Of all the memorable quips throughout José Mourinho’s illustrious career, there is one that still echoes back toward him. Famous soundbites nominating himself as “The Special One” and “not Harry Potter” immortalized him in the banter Hall of Fame, but in 2018 with Manchester United, after an early-season loss to Spurs, he issued a measure to his career.
“Hegel says, ‘The truth is in the whole,’” Mourinho said with his trademark arrogance.
Citing one of the founding figures of western philosophy in Georg Wilhelm Friedrich Hegel, the soundbite answered whether he could still consider himself “one of the greatest managers in the world.” His point: Look at the entire portrait, not just one snapshot before you judge a career.

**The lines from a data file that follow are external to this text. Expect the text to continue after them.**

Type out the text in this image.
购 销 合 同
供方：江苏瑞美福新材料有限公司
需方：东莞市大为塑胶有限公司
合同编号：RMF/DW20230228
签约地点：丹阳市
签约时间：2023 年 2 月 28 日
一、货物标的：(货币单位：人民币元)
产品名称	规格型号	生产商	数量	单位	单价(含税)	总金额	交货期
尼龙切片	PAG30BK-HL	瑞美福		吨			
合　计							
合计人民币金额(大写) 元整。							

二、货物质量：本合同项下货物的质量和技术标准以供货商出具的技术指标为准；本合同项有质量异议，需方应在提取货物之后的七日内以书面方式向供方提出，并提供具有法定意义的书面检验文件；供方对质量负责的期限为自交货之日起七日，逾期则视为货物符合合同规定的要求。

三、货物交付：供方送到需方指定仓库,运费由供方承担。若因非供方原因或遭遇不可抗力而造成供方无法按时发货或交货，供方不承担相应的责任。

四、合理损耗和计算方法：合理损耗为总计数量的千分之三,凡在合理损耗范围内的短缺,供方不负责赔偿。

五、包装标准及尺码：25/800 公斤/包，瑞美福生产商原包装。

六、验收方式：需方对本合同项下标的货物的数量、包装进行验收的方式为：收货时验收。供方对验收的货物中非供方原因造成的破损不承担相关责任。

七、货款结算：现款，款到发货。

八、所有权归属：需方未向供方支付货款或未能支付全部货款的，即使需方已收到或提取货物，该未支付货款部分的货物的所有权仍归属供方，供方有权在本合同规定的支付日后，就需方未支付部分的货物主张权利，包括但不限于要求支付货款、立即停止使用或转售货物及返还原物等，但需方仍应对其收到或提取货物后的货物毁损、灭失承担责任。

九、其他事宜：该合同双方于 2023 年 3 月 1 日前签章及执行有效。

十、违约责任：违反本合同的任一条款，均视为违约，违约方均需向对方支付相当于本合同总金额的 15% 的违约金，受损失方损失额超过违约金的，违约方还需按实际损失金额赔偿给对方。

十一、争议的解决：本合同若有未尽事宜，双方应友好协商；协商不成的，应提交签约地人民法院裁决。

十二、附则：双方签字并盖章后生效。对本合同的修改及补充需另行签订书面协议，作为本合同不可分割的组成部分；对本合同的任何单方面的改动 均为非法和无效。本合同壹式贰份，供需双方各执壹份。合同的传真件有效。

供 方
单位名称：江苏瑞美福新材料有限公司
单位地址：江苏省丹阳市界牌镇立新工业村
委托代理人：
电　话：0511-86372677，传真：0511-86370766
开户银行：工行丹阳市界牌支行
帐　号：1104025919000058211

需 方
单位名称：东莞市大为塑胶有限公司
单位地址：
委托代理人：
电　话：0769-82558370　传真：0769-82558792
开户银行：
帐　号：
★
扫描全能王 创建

Since winning the 2016–17 Europa League, Mourinho endured the longest stretch of his career without a trophy, leading to questions about when such a turbulent snapshot would become the whole portrait. But after a promising start and a sixth-place finish at AS Roma last year, it is his second season in the Italian capital that could provide more clarity on how such a proclamation applies to his career.
While the curse of the sophomore slump shrouds sports figures, Mourinho’s success has been defined by his second season. The Portuguese manager has won the league title five times in his second season with a club: Porto in 2003–04, Chelsea in ’05–06, Inter Milan in ’09–10, Real Madrid in ’11–12 and Chelsea again in ’14–15. It’s not a guarantee, of course. Highly anticipated stints with Manchester United and Tottenham weren’t as glorious.
But after delivering AS Roma its first trophy in 13 years with the inaugural UEFA Europa Conference League title, there is reason for Giallorossi fans to be optimistic heading into the upcoming season. Add what appears to be a successful transfer window to the formula, and optimism starts to bleed into excitement as Roma chases its fourth Scudetto and first since 2000-01.